“Do you know what they do with engineers when they turn 40?”
If you're an engineer of a certain age you know this movie. It's probably one you watched a lot and discussed with your friends late into the night.
And now, almost 20 years later, you're that engineer closing in on 40.
Remember being 20 and working with the 40 year olds? They'd built their careers on mainframes, shipped shrink-wrapped software that required multiple floppies, and later CD-ROMs. They could crack shareware. They survived Y2K. Agile was the hot new thing. JavaScript was a joke. Lens flares were cool. Their ICQ# was lower than yours. They only had one reaction gif and it was a dancing baby.
And now ... we'll, now you're the 40 year old.
You rolled your eyes at "Web2.0". You were on Facebook before your grandma. You survived the demise of Flash. You lived in a messy world of semi-adopted methodologies: You were Scrum-like, Agile-Hybrid, mostly RESTFul, kinda sorta followed DevOps.

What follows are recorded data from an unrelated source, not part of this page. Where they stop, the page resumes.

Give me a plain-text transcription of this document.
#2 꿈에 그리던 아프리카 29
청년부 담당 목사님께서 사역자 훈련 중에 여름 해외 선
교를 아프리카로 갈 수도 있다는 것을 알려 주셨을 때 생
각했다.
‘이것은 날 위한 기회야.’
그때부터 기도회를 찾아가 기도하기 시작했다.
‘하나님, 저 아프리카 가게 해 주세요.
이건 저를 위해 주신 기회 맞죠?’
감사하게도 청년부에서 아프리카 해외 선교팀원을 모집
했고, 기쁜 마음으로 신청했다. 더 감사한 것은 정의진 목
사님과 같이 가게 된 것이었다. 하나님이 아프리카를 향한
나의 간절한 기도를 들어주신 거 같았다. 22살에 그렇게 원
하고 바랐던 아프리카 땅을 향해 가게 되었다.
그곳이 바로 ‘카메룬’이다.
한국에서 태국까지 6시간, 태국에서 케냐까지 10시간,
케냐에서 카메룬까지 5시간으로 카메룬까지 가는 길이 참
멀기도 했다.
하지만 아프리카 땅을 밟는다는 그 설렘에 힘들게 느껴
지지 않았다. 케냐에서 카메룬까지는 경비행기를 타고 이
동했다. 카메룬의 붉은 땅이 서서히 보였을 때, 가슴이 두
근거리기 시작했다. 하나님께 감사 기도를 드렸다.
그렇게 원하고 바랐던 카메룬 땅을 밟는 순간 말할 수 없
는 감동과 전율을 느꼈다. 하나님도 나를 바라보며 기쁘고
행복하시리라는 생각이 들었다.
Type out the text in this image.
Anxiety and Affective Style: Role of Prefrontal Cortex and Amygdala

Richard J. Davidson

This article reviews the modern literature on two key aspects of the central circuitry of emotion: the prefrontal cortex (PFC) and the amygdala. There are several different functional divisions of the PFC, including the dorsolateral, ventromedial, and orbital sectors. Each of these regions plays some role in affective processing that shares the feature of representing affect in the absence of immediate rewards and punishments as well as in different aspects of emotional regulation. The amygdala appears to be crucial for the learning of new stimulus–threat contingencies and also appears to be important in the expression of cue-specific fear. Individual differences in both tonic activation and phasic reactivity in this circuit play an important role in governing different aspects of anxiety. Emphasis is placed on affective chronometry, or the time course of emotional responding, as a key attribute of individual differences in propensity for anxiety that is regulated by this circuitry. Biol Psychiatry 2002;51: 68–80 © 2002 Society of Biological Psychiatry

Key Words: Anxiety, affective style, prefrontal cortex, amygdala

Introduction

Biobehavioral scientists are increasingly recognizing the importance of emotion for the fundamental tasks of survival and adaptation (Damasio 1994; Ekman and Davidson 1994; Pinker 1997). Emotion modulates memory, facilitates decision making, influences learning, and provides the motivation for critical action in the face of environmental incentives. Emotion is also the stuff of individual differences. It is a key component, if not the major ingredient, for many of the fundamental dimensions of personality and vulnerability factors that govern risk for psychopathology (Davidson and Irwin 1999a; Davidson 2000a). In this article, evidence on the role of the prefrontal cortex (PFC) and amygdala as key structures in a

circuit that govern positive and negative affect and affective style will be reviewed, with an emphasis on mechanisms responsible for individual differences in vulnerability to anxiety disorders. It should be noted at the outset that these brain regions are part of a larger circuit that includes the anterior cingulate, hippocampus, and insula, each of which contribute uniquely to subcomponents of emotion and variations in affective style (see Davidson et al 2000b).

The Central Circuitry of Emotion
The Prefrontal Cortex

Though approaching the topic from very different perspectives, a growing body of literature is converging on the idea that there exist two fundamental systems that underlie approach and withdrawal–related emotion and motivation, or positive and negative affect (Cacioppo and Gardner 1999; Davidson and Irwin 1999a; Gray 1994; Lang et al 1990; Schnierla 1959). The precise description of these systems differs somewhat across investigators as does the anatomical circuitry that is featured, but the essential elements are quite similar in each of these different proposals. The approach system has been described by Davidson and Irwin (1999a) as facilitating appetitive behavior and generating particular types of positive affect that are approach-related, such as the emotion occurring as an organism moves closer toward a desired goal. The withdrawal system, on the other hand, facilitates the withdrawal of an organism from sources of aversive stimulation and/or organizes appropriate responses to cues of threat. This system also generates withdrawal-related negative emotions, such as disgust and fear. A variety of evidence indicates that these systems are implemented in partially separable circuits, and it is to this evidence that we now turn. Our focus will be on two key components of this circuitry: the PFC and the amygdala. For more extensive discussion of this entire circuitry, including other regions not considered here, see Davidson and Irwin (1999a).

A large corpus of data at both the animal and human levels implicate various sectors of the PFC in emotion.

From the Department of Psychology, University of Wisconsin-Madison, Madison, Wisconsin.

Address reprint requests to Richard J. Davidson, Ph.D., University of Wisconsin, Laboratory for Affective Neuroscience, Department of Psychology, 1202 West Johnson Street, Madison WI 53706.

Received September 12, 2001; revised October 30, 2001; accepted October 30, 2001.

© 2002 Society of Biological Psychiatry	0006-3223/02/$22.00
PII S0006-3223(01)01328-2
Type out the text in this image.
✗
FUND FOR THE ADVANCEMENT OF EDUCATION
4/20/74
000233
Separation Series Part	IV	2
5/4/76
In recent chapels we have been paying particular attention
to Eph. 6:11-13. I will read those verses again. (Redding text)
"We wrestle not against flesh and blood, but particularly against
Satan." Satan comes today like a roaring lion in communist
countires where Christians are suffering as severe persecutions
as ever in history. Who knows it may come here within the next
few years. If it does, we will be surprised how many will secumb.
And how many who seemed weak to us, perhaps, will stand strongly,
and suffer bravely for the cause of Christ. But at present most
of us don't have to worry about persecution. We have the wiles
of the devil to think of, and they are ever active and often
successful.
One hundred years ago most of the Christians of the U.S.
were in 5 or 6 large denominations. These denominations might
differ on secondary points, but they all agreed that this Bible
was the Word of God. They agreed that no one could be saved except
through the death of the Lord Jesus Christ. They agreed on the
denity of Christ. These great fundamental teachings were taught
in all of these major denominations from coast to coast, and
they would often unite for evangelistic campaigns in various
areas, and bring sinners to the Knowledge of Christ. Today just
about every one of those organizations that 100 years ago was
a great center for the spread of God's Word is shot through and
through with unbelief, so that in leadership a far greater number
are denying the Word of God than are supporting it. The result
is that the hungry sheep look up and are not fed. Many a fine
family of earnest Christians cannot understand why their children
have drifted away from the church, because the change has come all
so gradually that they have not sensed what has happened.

You worked in the pre-remote world. You commuted once, played ping-pong, and actually had unironic water-cooler conversations.
And, now, you watch the technology landscape changing once more. Just like the 40 year olds you knew in your 20s, you're confused by what you see on the horizon. Embracing the very future that scares you, you turn to ChatGPT to ask what a 40 year old engineer should do to avoid “what they do with engineers when they turn 40.”
And ChatGPT responds with poetic wit: Build a time machine and go back to being a 39-year-old engineer forever!